El calor que encontró
nada más traspasar la puerta le sentó como agua bendita, aunque no era agua ni
por más bendita que esta fuera lo que en esos momentos su cuerpo agradecería.
Se acercó a la
barra que apenas si se distanciaba un par de pasos de la puerta. Esta estaba
abarrotada de parroquianos, con un sonido atronador que al principio le hizo
parecer hasta desagradable pero que, pasados unos instantes casi se le hizo
hasta agradable cuando, una vez adaptado su sistema auditivo al tono de la
clientela del local, hasta puedo echarle un ojo al televisor que estaba justo
arriba de la cabeza del camarero que iba y venía con una rapidez inverosímil de
una esquina a otra de la barra atendiendo a todo aquel que se lo requería, cosa
que no era ninguna quimera viendo el exceso de volumen del susodicho, lo que provocaba que una incesante gota de sudor se resbalara desde las pronunciadas
patillas que adornaban ambos lados de su excepcional cara, yendo a parar sin
remedio al cuello gastado y que antes había sido blanco de su camisa.
- ¿Qué le pongo al
caballero?- le preguntó de un salto el camarero que hace un momento estaba en
la otra esquina y que ahora tenía frente a frente, cosa que hasta le cogió de
imprevisto y que hasta lo asustó.
- Café con leche
por favor.
Mientras lo
saboreaba y mientras intentaba concentrarse en los informativos que desde la
televisión emitían, con disimulo y con cierta pericia metía el rabillo del ojo
a sus compañeros de barra: debían de andar más o menos rozando los cuarenta y
pocos años y, mientras se comunicaban en un tono ensordecedor, hablando al
parecer y por lo que a su razón pudo más o menos descifrar, de unas jornadas de
caza que había tenido lugar probablemente en días pasados, todo ello con unos
cacahuetes que no dudaban en devorar mientras bebían un par de botellines
fresquitos fresquitos, y eso que aún no había marcado el reloj, que también
habitaba en la pared de la barra, las diez de la mañana.
Se metió la mano
en la chaquetilla y sacó el único euro suelto que tenía y que también era el
único que le quedaba, pagó el café y tras dar las gracias al camarero y notar
ciertas risas sospechosas en los compañeros de barra que habían solicitado la
atención de Juan, el camarero, para que les pusiera unas cuantas de arbellanas,
se decidió a echarle huevos a la cosa y poner rumbo a su destino pese a lo
desagradable de la mañana.
Con la cabeza baja
y con el paso aún más rápido y decidido, llegó por fin a lo que parecía ser el
centro neurálgico del lugar: la plaza del pueblo, donde se ubicaba prácticamente
todo lo que aquel nuevo lugar ofrecía en forma de servicios básicos:
ayuntamiento, farmacia, un banco y una pequeña tienda de comestibles.
Allí bajó por
primera vez hacía ya un par de meses del autobús que desde la capital lo había
traído al que poco después se convertiría en su nuevo lugar de residencia.

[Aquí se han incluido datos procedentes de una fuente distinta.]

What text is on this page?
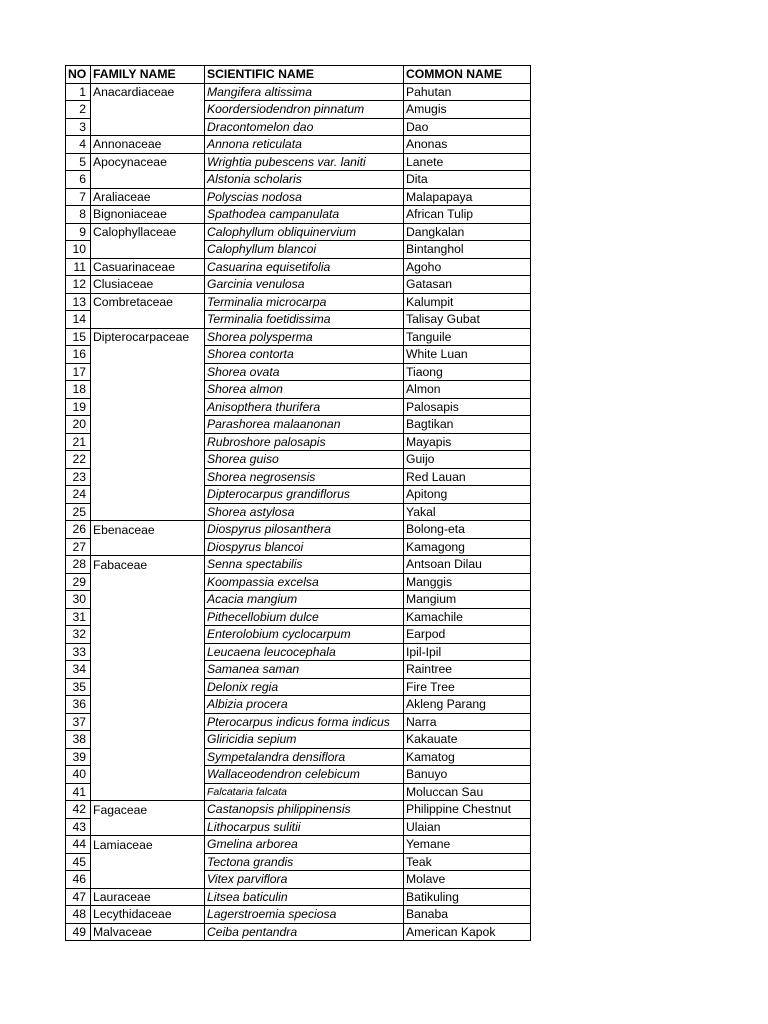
NO	FAMILY NAME	SCIENTIFIC NAME	COMMON NAME
1	Anacardiaceae	Mangifera altissima	Pahutan
2		Koordersiodendron pinnatum	Amugis
3		Dracontomelon dao	Dao
4	Annonaceae	Annona reticulata	Anonas
5	Apocynaceae	Wrightia pubescens var. laniti	Lanete
6		Alstonia scholaris	Dita
7	Araliaceae	Polyscias nodosa	Malapapaya
8	Bignoniaceae	Spathodea campanulata	African Tulip
9	Calophyllaceae	Calophyllum obliquinervium	Dangkalan
10		Calophyllum blancoi	Bintanghol
11	Casuarinaceae	Casuarina equisetifolia	Agoho
12	Clusiaceae	Garcinia venulosa	Gatasan
13	Combretaceae	Terminalia microcarpa	Kalumpit
14		Terminalia foetidissima	Talisay Gubat
15	Dipterocarpaceae	Shorea polysperma	Tanguile
16		Shorea contorta	White Luan
17		Shorea ovata	Tiaong
18		Shorea almon	Almon
19		Anisopthera thurifera	Palosapis
20		Parashorea malaanonan	Bagtikan
21		Rubroshore palosapis	Mayapis
22		Shorea guiso	Guijo
23		Shorea negrosensis	Red Lauan
24		Dipterocarpus grandiflorus	Apitong
25		Shorea astylosa	Yakal
26	Ebenaceae	Diospyrus pilosanthera	Bolong-eta
27		Diospyrus blancoi	Kamagong
28	Fabaceae	Senna spectabilis	Antsoan Dilau
29		Koompassia excelsa	Manggis
30		Acacia mangium	Mangium
31		Pithecellobium dulce	Kamachile
32		Enterolobium cyclocarpum	Earpod
33		Leucaena leucocephala	Ipil-Ipil
34		Samanea saman	Raintree
35		Delonix regia	Fire Tree
36		Albizia procera	Akleng Parang
37		Pterocarpus indicus forma indicus	Narra
38		Gliricidia sepium	Kakauate
39		Sympetalandra densiflora	Kamatog
40		Wallaceodendron celebicum	Banuyo
41		Falcataria falcata	Moluccan Sau
42	Fagaceae	Castanopsis philippinensis	Philippine Chestnut
43		Lithocarpus sulitii	Ulaian
44	Lamiaceae	Gmelina arborea	Yemane
45		Tectona grandis	Teak
46		Vitex parviflora	Molave
47	Lauraceae	Litsea baticulin	Batikuling
48	Lecythidaceae	Lagerstroemia speciosa	Banaba
49	Malvaceae	Ceiba pentandra	American Kapok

Y a él
se encaminaba nuevamente a tomar el autobús que de nuevo lo acercara al mundo
al que estaba acostumbrado.
Se intentó
refugiar como pudo en la concurrida parada a la espera del autobús cosa que, afortunadamente para sus huesos, no tardó en aparecer.
Entró y buscó en
el bolsillo de la chaqueta alguna moneda suelta sin acordarse de que ya no le
quedaba ninguna.
Tan sólo, y para
su sorpresa, logró encontrar un puñado de cáscaras de arbellanas que, sonrojado,
volvió a guardar en el bolsillo no sin antes meter el rabillo del ojo a los de
detrás de la cola del autobús por si alguno había visto o intuido algo.